Associate Professor, Mechanical Science and Engineering Department
University of Illinois at Urbana-Champaign

Elif Ertekin is an Associate Professor and Director of Mechanics Programs at the Mechanical Science and Engineering Department at the University of Illinois at Urbana-Champaign. She is a faculty affiliate of the National Center for Supercomputing Applications (NCSA) and the Materials Research Laboratory (MRL) at the University of Illinois. Her research interests are centered on the theory and modeling of materials. She focuses on developing a microscopic understanding of atomic and electronic scale processes, with applications areas in thermal transport, energy conversion, and defect chemistry.
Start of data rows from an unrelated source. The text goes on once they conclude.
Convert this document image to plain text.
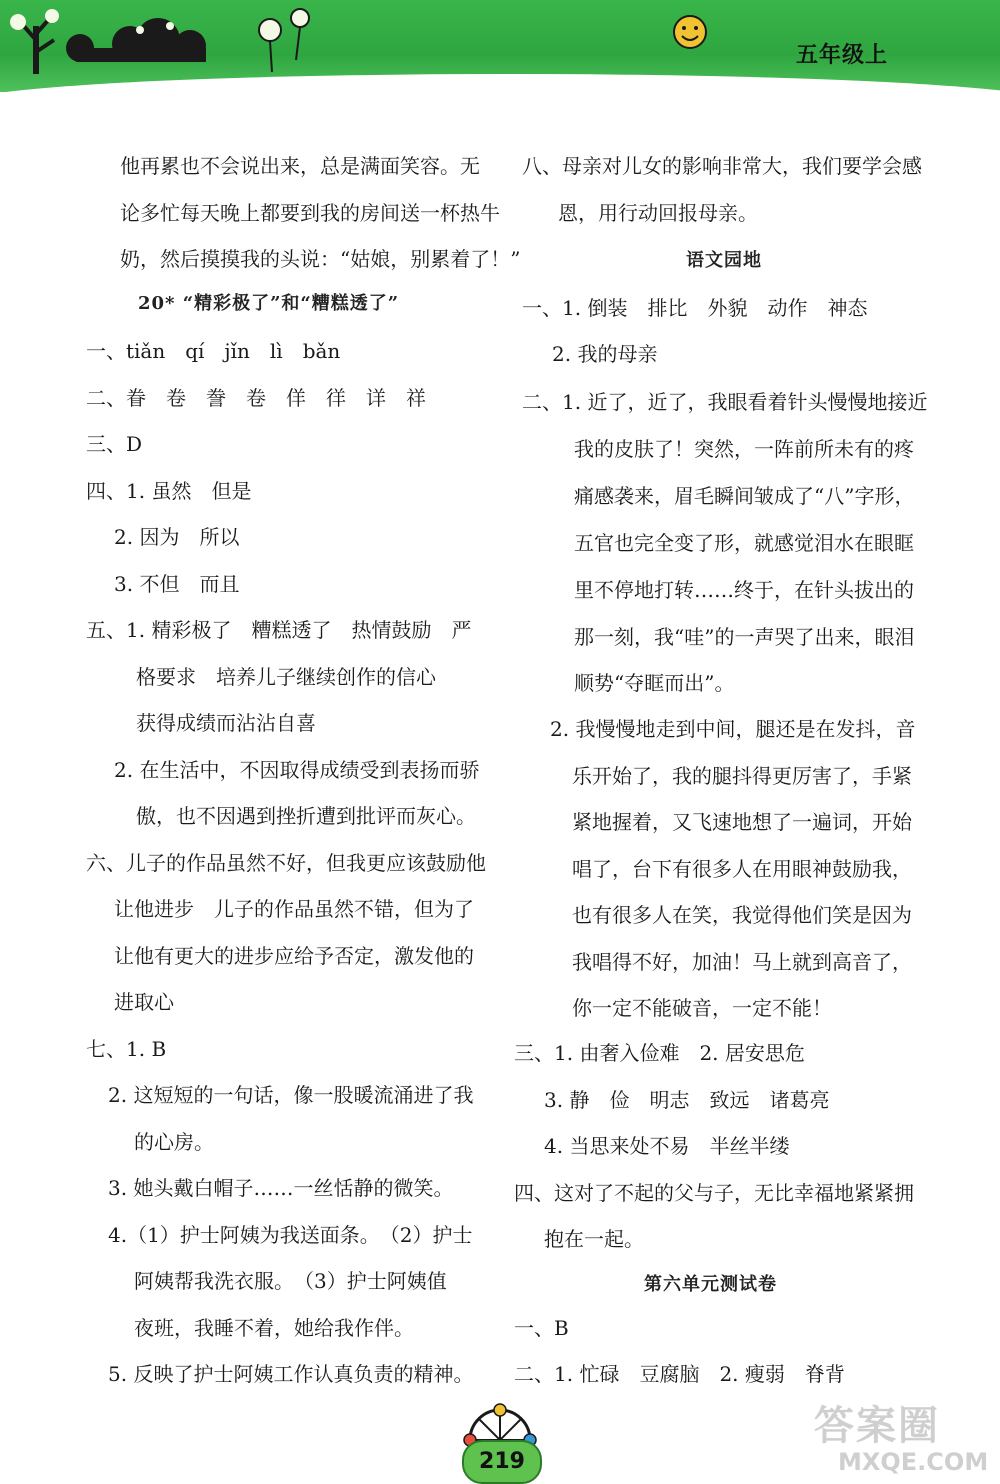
五年级上
他再累也不会说出来，总是满面笑容。无
论多忙每天晚上都要到我的房间送一杯热牛
奶，然后摸摸我的头说：“姑娘，别累着了！”
20* “精彩极了”和“糟糕透了”
一、tiǎn　qí　jǐn　lì　bǎn
二、眷　卷　誊　卷　佯　徉　详　祥
三、D
四、1. 虽然　但是
2. 因为　所以
3. 不但　而且
五、1. 精彩极了　糟糕透了　热情鼓励　严
格要求　培养儿子继续创作的信心
获得成绩而沾沾自喜
2. 在生活中，不因取得成绩受到表扬而骄
傲，也不因遇到挫折遭到批评而灰心。
六、儿子的作品虽然不好，但我更应该鼓励他
让他进步　儿子的作品虽然不错，但为了
让他有更大的进步应给予否定，激发他的
进取心
七、1. B
2. 这短短的一句话，像一股暖流涌进了我
的心房。
3. 她头戴白帽子……一丝恬静的微笑。
4.（1）护士阿姨为我送面条。　（2）护士
阿姨帮我洗衣服。　（3）护士阿姨值
夜班，我睡不着，她给我作伴。
5. 反映了护士阿姨工作认真负责的精神。
八、母亲对儿女的影响非常大，我们要学会感
恩，用行动回报母亲。
语文园地
一、1. 倒装　排比　外貌　动作　神态
2. 我的母亲
二、1. 近了，近了，我眼看着针头慢慢地接近
我的皮肤了！突然，一阵前所未有的疼
痛感袭来，眉毛瞬间皱成了“八”字形，
五官也完全变了形，就感觉泪水在眼眶
里不停地打转……终于，在针头拔出的
那一刻，我“哇”的一声哭了出来，眼泪
顺势“夺眶而出”。
2. 我慢慢地走到中间，腿还是在发抖，音
乐开始了，我的腿抖得更厉害了，手紧
紧地握着，又飞速地想了一遍词，开始
唱了，台下有很多人在用眼神鼓励我，
也有很多人在笑，我觉得他们笑是因为
我唱得不好，加油！马上就到高音了，
你一定不能破音，一定不能！
三、1. 由奢入俭难　2. 居安思危
3. 静　俭　明志　致远　诸葛亮
4. 当思来处不易　半丝半缕
四、这对了不起的父与子，无比幸福地紧紧拥
抱在一起。
第六单元测试卷
一、B
二、1. 忙碌　豆腐脑　2. 瘦弱　脊背
219
答案圈
MXQE.COM
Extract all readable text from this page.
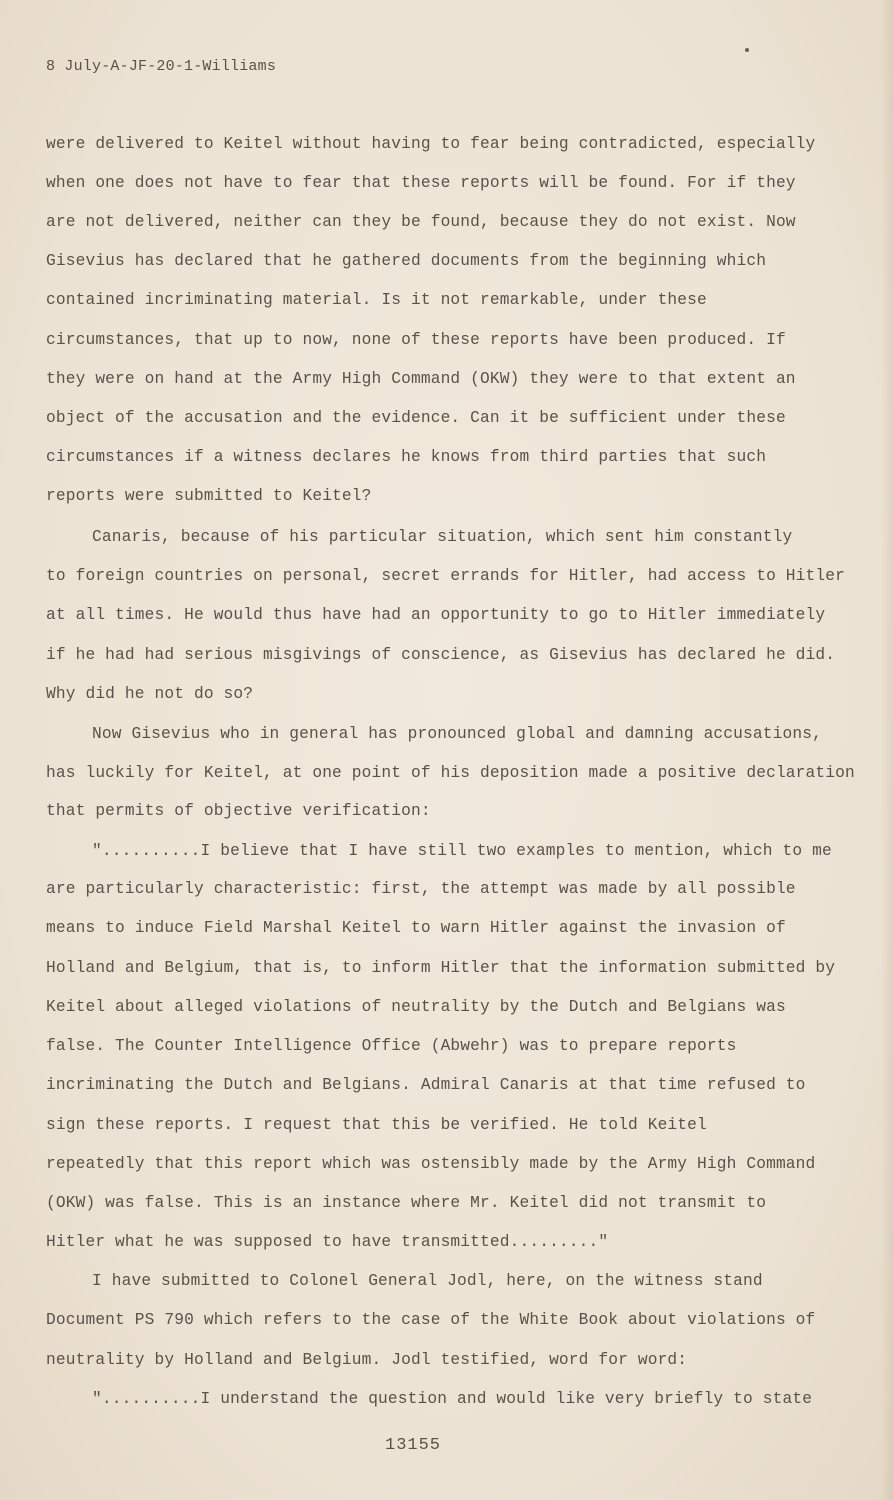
8 July-A-JF-20-1-Williams
were delivered to Keitel without having to fear being contradicted, especially
when one does not have to fear that these reports will be found. For if they
are not delivered, neither can they be found, because they do not exist. Now
Gisevius has declared that he gathered documents from the beginning which
contained incriminating material. Is it not remarkable, under these
circumstances, that up to now, none of these reports have been produced. If
they were on hand at the Army High Command (OKW) they were to that extent an
object of the accusation and the evidence. Can it be sufficient under these
circumstances if a witness declares he knows from third parties that such
reports were submitted to Keitel?
Canaris, because of his particular situation, which sent him constantly
to foreign countries on personal, secret errands for Hitler, had access to Hitler
at all times. He would thus have had an opportunity to go to Hitler immediately
if he had had serious misgivings of conscience, as Gisevius has declared he did.
Why did he not do so?
Now Gisevius who in general has pronounced global and damning accusations,
has luckily for Keitel, at one point of his deposition made a positive declaration
that permits of objective verification:
"..........I believe that I have still two examples to mention, which to me
are particularly characteristic: first, the attempt was made by all possible
means to induce Field Marshal Keitel to warn Hitler against the invasion of
Holland and Belgium, that is, to inform Hitler that the information submitted by
Keitel about alleged violations of neutrality by the Dutch and Belgians was
false. The Counter Intelligence Office (Abwehr) was to prepare reports
incriminating the Dutch and Belgians. Admiral Canaris at that time refused to
sign these reports. I request that this be verified. He told Keitel
repeatedly that this report which was ostensibly made by the Army High Command
(OKW) was false. This is an instance where Mr. Keitel did not transmit to
Hitler what he was supposed to have transmitted........."
I have submitted to Colonel General Jodl, here, on the witness stand
Document PS 790 which refers to the case of the White Book about violations of
neutrality by Holland and Belgium. Jodl testified, word for word:
"..........I understand the question and would like very briefly to state
13155
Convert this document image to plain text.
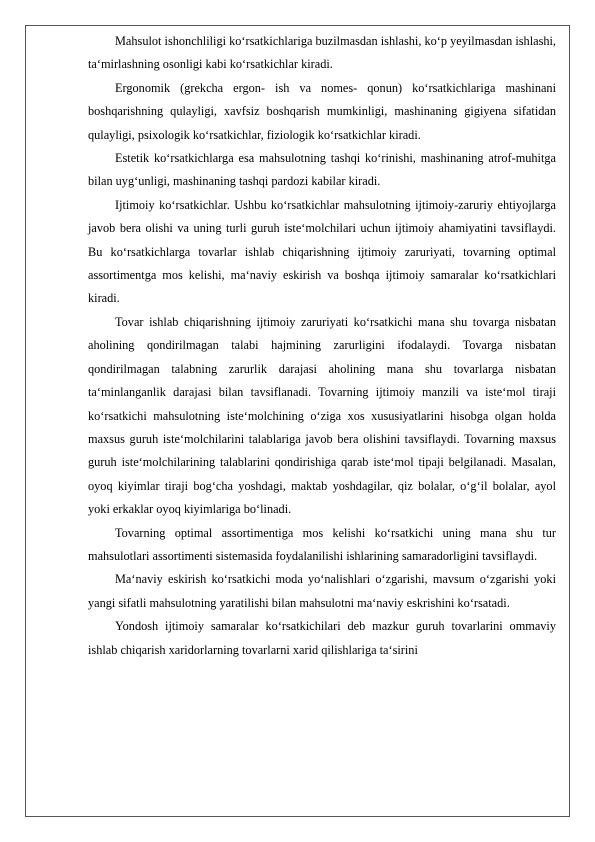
Mahsulot ishonchliligi ko‘rsatkichlariga buzilmasdan ishlashi, ko‘p yeyilmasdan ishlashi, ta‘mirlashning osonligi kabi ko‘rsatkichlar kiradi.

Ergonomik (grekcha ergon- ish va nomes- qonun) ko‘rsatkichlariga mashinani boshqarishning qulayligi, xavfsiz boshqarish mumkinligi, mashinaning gigiyena sifatidan qulayligi, psixologik ko‘rsatkichlar, fiziologik ko‘rsatkichlar kiradi.

Estetik ko‘rsatkichlarga esa mahsulotning tashqi ko‘rinishi, mashinaning atrof-muhitga bilan uyg‘unligi, mashinaning tashqi pardozi kabilar kiradi.

Ijtimoiy ko‘rsatkichlar. Ushbu ko‘rsatkichlar mahsulotning ijtimoiy-zaruriy ehtiyojlarga javob bera olishi va uning turli guruh iste‘molchilari uchun ijtimoiy ahamiyatini tavsiflaydi. Bu ko‘rsatkichlarga tovarlar ishlab chiqarishning ijtimoiy zaruriyati, tovarning optimal assortimentga mos kelishi, ma‘naviy eskirish va boshqa ijtimoiy samaralar ko‘rsatkichlari kiradi.

Tovar ishlab chiqarishning ijtimoiy zaruriyati ko‘rsatkichi mana shu tovarga nisbatan aholining qondirilmagan talabi hajmining zarurligini ifodalaydi. Tovarga nisbatan qondirilmagan talabning zarurlik darajasi aholining mana shu tovarlarga nisbatan ta‘minlanganlik darajasi bilan tavsiflanadi. Tovarning ijtimoiy manzili va iste‘mol tiraji ko‘rsatkichi mahsulotning iste‘molchining o‘ziga xos xususiyatlarini hisobga olgan holda maxsus guruh iste‘molchilarini talablariga javob bera olishini tavsiflaydi. Tovarning maxsus guruh iste‘molchilarining talablarini qondirishiga qarab iste‘mol tipaji belgilanadi. Masalan, oyoq kiyimlar tiraji bog‘cha yoshdagi, maktab yoshdagilar, qiz bolalar, o‘g‘il bolalar, ayol yoki erkaklar oyoq kiyimlariga bo‘linadi.

Tovarning optimal assortimentiga mos kelishi ko‘rsatkichi uning mana shu tur mahsulotlari assortimenti sistemasida foydalanilishi ishlarining samaradorligini tavsiflaydi.

Ma‘naviy eskirish ko‘rsatkichi moda yo‘nalishlari o‘zgarishi, mavsum o‘zgarishi yoki yangi sifatli mahsulotning yaratilishi bilan mahsulotni ma‘naviy eskrishini ko‘rsatadi.

Yondosh ijtimoiy samaralar ko‘rsatkichilari deb mazkur guruh tovarlarini ommaviy ishlab chiqarish xaridorlarning tovarlarni xarid qilishlariga ta‘sirini
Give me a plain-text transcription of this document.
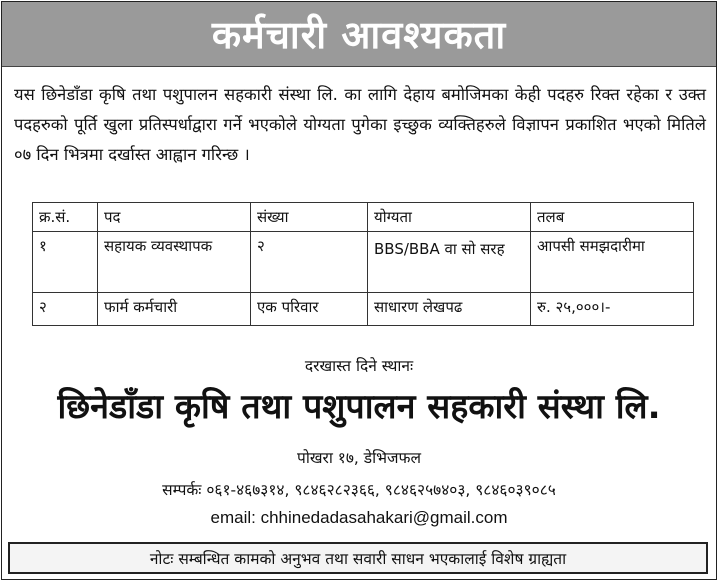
कर्मचारी आवश्यकता

यस छिनेडाँडा कृषि तथा पशुपालन सहकारी संस्था लि. का लागि देहाय बमोजिमका केही पदहरु रिक्त रहेका र उक्त पदहरुको पूर्ति खुला प्रतिस्पर्धाद्वारा गर्ने भएकोले योग्यता पुगेका इच्छुक व्यक्तिहरुले विज्ञापन प्रकाशित भएको मितिले ०७ दिन भित्रमा दर्खास्त आह्वान गरिन्छ ।

क्र.सं.	पद	संख्या	योग्यता	तलब
१	सहायक व्यवस्थापक	२	BBS/BBA वा सो सरह	आपसी समझदारीमा
२	फार्म कर्मचारी	एक परिवार	साधारण लेखपढ	रु. २५,०००।-
दरखास्त दिने स्थानः
छिनेडाँडा कृषि तथा पशुपालन सहकारी संस्था लि.
पोखरा १७, डेभिजफल
सम्पर्कः ०६१-४६७३१४, ९८४६२८२३६६, ९८४६२५७४०३, ९८४६०३९०८५
email: chhinedadasahakari@gmail.com
नोटः सम्बन्धित कामको अनुभव तथा सवारी साधन भएकालाई विशेष ग्राह्यता
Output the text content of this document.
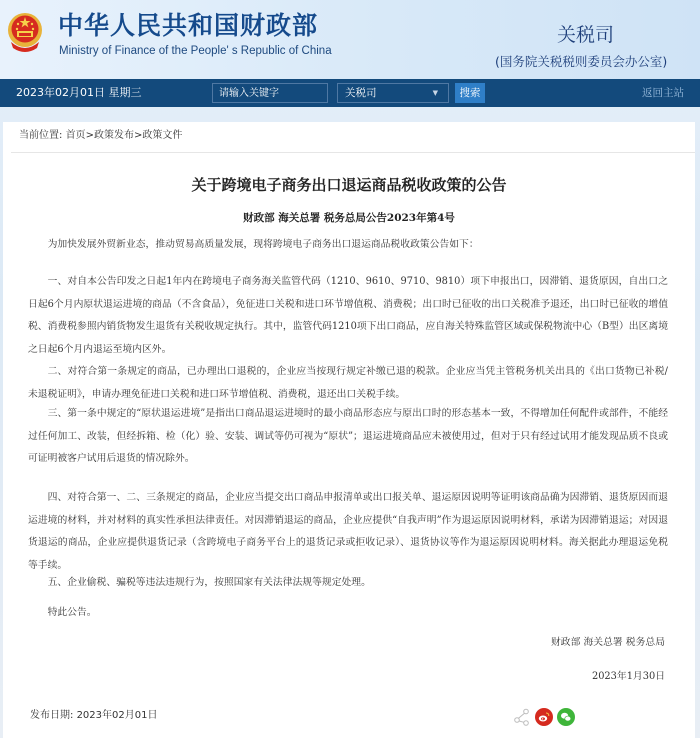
中华人民共和国财政部
Ministry of Finance of the People' s Republic of China
关税司
(国务院关税税则委员会办公室)
2023年02月01日 星期三
请输入关键字	关税司	▼	搜索	返回主站
当前位置: 首页>政策发布>政策文件
关于跨境电子商务出口退运商品税收政策的公告
财政部 海关总署 税务总局公告2023年第4号

为加快发展外贸新业态，推动贸易高质量发展，现将跨境电子商务出口退运商品税收政策公告如下：

一、对自本公告印发之日起1年内在跨境电子商务海关监管代码（1210、9610、9710、9810）项下申报出口，因滞销、退货原因，自出口之日起6个月内原状退运进境的商品（不含食品），免征进口关税和进口环节增值税、消费税；出口时已征收的出口关税准予退还，出口时已征收的增值税、消费税参照内销货物发生退货有关税收规定执行。其中，监管代码1210项下出口商品，应自海关特殊监管区域或保税物流中心（B型）出区离境之日起6个月内退运至境内区外。

二、对符合第一条规定的商品，已办理出口退税的，企业应当按现行规定补缴已退的税款。企业应当凭主管税务机关出具的《出口货物已补税/未退税证明》，申请办理免征进口关税和进口环节增值税、消费税，退还出口关税手续。

三、第一条中规定的“原状退运进境”是指出口商品退运进境时的最小商品形态应与原出口时的形态基本一致，不得增加任何配件或部件，不能经过任何加工、改装，但经拆箱、检（化）验、安装、调试等仍可视为“原状”；退运进境商品应未被使用过，但对于只有经过试用才能发现品质不良或可证明被客户试用后退货的情况除外。

四、对符合第一、二、三条规定的商品，企业应当提交出口商品申报清单或出口报关单、退运原因说明等证明该商品确为因滞销、退货原因而退运进境的材料，并对材料的真实性承担法律责任。对因滞销退运的商品，企业应提供“自我声明”作为退运原因说明材料，承诺为因滞销退运；对因退货退运的商品，企业应提供退货记录（含跨境电子商务平台上的退货记录或拒收记录）、退货协议等作为退运原因说明材料。海关据此办理退运免税等手续。

五、企业偷税、骗税等违法违规行为，按照国家有关法律法规等规定处理。

特此公告。

财政部 海关总署 税务总局
2023年1月30日
发布日期: 2023年02月01日
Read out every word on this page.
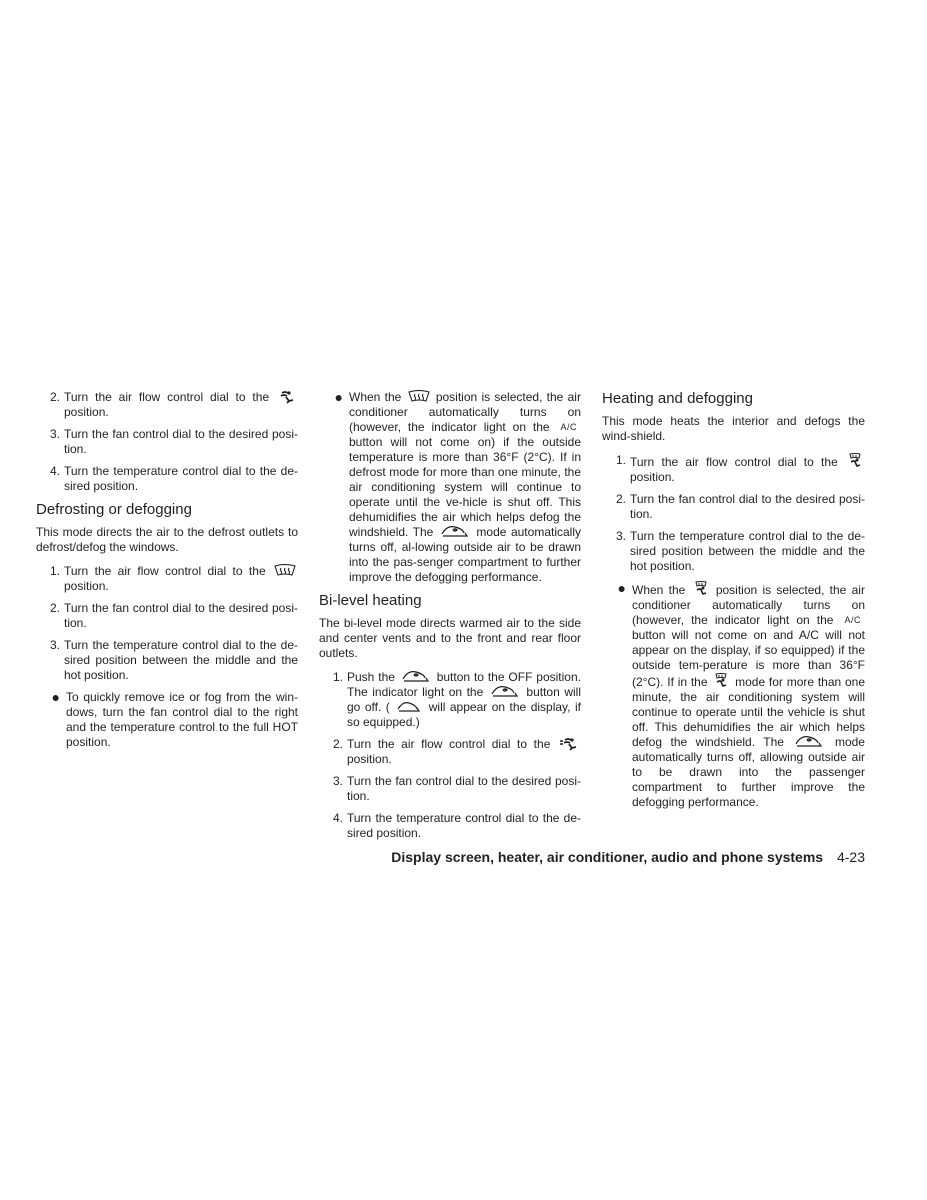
2. Turn the air flow control dial to the
position.
3. Turn the fan control dial to the desired posi-tion.
4. Turn the temperature control dial to the de-sired position.
Defrosting or defogging

This mode directs the air to the defrost outlets to defrost/defog the windows.

1. Turn the air flow control dial to the
position.
2. Turn the fan control dial to the desired posi-tion.
3. Turn the temperature control dial to the de-sired position between the middle and the hot position.
● To quickly remove ice or fog from the win-dows, turn the fan control dial to the right and the temperature control to the full HOT position.
● When the	position is selected, the air conditioner automatically turns on (however, the indicator light on the A/C button will not come on) if the outside temperature is more than 36°F (2°C). If in defrost mode for more than one minute, the air conditioning system will continue to operate until the ve-hicle is shut off. This dehumidifies the air which helps defog the windshield. The	mode automatically turns off, al-lowing outside air to be drawn into the pas-senger compartment to further improve the defogging performance.
Bi-level heating

The bi-level mode directs warmed air to the side and center vents and to the front and rear floor outlets.

1. Push the	button to the OFF position. The indicator light on the	button will go off. (	will appear on the display, if so equipped.)
2. Turn the air flow control dial to the
position.
3. Turn the fan control dial to the desired posi-tion.
4. Turn the temperature control dial to the de-sired position.
Heating and defogging

This mode heats the interior and defogs the wind-shield.

1. Turn the air flow control dial to the
position.
2. Turn the fan control dial to the desired posi-tion.
3. Turn the temperature control dial to the de-sired position between the middle and the hot position.
● When the	position is selected, the air conditioner automatically turns on (however, the indicator light on the A/C button will not come on and A/C will not appear on the display, if so equipped) if the outside tem-perature is more than 36°F (2°C). If in the mode for more than one minute, the air conditioning system will continue to operate until the vehicle is shut off. This dehumidifies the air which helps defog the windshield. The	mode automatically turns off, allowing outside air to be drawn into the passenger compartment to further improve the defogging performance.
Display screen, heater, air conditioner, audio and phone systems 4-23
She received her Ph.D. in Materials Science and Engineering from UC Berkeley and completed post-doctoral work at the Berkeley Nanoscience and Nanoengineering Institute and the Massachusetts Institute of Technology before moving to Illinois. She has received the NSF CAREER Award, the TMS Early Career Faculty Fellow Award, the Emerging Leader Award from the Society of Women Engineers, the Dean’s Award for Excellence in Research, and the Rose Award for Teaching Excellence at Illinois. She currently serves as the Director of the Network for Computational Nanotechnology Nanomanufacturing Node, Co-Director of the HDR Institute for Data-Driven Dynamical Design, and is an Associate Editor for the Journal of Applied Physics.

Abstract

From quantum mechanics, we know that the functional properties of a material are governed by its atomic-scale structure. Quantum mechanical simulation, as carried out in the field of computational materials science, has vastly improved our ability to discover new materials, identify underlying mechanisms, and explain puzzling experimental observations. Yet, the discovery of new materials using computation-guided experiments remains a long-standing challenge due to the vast compositional and structural phase space in which materials live. In this presentation, I will highlight our group’s recent work which aims to extend solid-state and semiconductor theory to develop computational approaches applicable to materials that live in complex configuration spaces – multicomponent alloys, disordered systems, and hybrid materials. The application areas include design for dopability in ordered vacancy compounds as candidate thermoelectrics, predicting ion conductivity across wide composition ranges in mixed conducting perovskite alloys, linking composition to short-range order and hydrogen embrittlement in multi-component austenitic stainless steels, and generative models for inorganic crystalline materials design rooted in crystallography and symmetry.